OPINION

The Evangelical Case for Ted Cruz

The opinions expressed by columnists are their own and do not necessarily represent the views of Townhall.com.

I have said that the people of this country, if ever they lose their liberties, will do it by sacrificing some great principle of government to temporary passion. There are certain great principles, which if they be not held inviolate, at all seasons, our liberty is gone.    John Randolph 1813.

If you are an evangelical Christian reading this, you base your life on principles. Your guiding principles come from the Bible, which you believe to be the living Word of God.  Yet though the Bible ALWAYS speaks truly, it does not attempt to speak comprehensively on all matters. It does not speak comprehensively for example on all matters relating to government. For those we need an outside or auxiliary set of principles (based on the Judeo-Christian ethic to be sure). In the US those principles are outlined in our founding documents, most notably in the Constitution.

The core reason that the US has a culture in the midst of rot, our foreign policy is a haphazard shambles, and our economy is as week as its been in decades (mythical recovery notwithstanding) is because the people we have sent to Washington, not only do not respect founding principles and the constitution, they literally have no familiarity with them or the hard and fast truths they contain.

And then there is Ted Cruz. Cruz’s father Rafael escaped torture at the hands of Fidel Castro came to America to wash dishes at minimum wage and over a period of years built a successful business.  Rafael (as only an immigrant who has seen the extreme left up close can) drilled into his son one truth…only in America.  Only in America could a poor immigrant build a successful business, become a citizen and raise a family.  Copies of both the Constitution and the Bible were constantly out on the family’s kitchen table.

In high school Ted participated in speaking competitions for scholarship money with the Free Enterprise Institute. These efforts required Cruz to spend Saturdays delving deeply into free market principles and the Constitution. By the time he was nineteen Cruz had the Constitution memorized. By then he had given some 80 speeches on constitutional principles to Kiwanis, Rotary Clubs, and other civic gatherings. From this experience he determined he wanted to serve in government. He pursued an Ivy League education by working two jobs and receiving academic scholarships.  His father Rafael’s greatest concern was that Ted would lose his conservative roots and be pulled far toward a far left ideology by these institutions. Instead Ted respectfully debated with his liberal professors throughout his education even winning the respect of the formidable (and very liberal) Alan Dershowitz.

You may know the rest. Cruz went on to become an honor graduate from Princeton and Harvard Law, clerked for Chief Justice Rehnquist, became  Solicitor General for Texas where he argued nine landmark cases before the US Supreme Court winning five, and filed some eighty briefs with SCOTUS.

One unfair criticism I hear of Cruz is that he is a politician.
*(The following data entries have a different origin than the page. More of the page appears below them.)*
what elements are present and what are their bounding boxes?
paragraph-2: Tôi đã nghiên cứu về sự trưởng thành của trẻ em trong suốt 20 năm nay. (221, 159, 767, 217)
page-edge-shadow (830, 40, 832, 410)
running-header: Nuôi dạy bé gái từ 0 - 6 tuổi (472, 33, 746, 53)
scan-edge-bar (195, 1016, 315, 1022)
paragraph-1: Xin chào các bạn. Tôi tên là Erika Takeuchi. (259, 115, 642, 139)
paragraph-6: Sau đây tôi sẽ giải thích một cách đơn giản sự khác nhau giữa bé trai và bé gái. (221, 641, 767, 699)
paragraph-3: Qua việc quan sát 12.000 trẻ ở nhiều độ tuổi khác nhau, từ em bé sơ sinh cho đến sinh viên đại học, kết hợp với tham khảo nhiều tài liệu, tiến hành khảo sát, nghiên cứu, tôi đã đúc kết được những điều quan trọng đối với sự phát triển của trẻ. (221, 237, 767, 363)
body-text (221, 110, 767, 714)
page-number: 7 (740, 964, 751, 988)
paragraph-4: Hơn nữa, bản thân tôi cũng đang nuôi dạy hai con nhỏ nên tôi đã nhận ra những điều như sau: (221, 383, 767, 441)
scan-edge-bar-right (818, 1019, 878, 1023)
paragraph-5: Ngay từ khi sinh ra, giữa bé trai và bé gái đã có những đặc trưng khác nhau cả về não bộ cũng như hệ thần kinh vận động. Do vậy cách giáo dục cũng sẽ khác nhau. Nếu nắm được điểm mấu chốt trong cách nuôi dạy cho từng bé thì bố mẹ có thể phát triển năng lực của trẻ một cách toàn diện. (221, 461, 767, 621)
In turn I am told that primary voters are tired of politicians and want an outsider.   Does a single term as a US Senator wherein Cruz has thrown one uppercut after another at what he rightly calls the “Washington Cartel” (including members in, and the leadership of, his own party) make him by some perversion of the term an “insider”? 

Upon what basis will Trump make decisions as President that will “make America great again”?  As Cruz has already pointed out, Trump has no idea what made America great in the first place.  Trump has said it himself repeatedly; he can agree with either side and has donated to either side. What good does that do a nation in crisis when one side (the liberal Democrat) is dead wrong on almost every issue? Trump is highly malleable precisely because of his ignorance of founding principles.

The waters we are in are roiling. The next President will need a strong anchor chain tied to principles that have withstood the test of time. He will need not only a passing familiarity with these principles but a deep and abiding knowledge of them. He will need to have based his life upon them. Conservatives have not had such a choice in decades. Now they have Ted Cruz. I pray that more voters will resist the siren call of a so-called tough guy who bases his decisions on his own temporary passions at any particular moment. Because they are by now second nature to him, Ted Cruz is a leader who can readily draw on the highly educated lessons of our forebears.

By this unprincipled facility of changing the state as often, and as much, and in as many ways as there are floating fancies or fashions, the whole chain and continuity of the commonwealth would be broken. No one generation could link with the other. Men would become little better than the flies of summer.” Edmund Burke.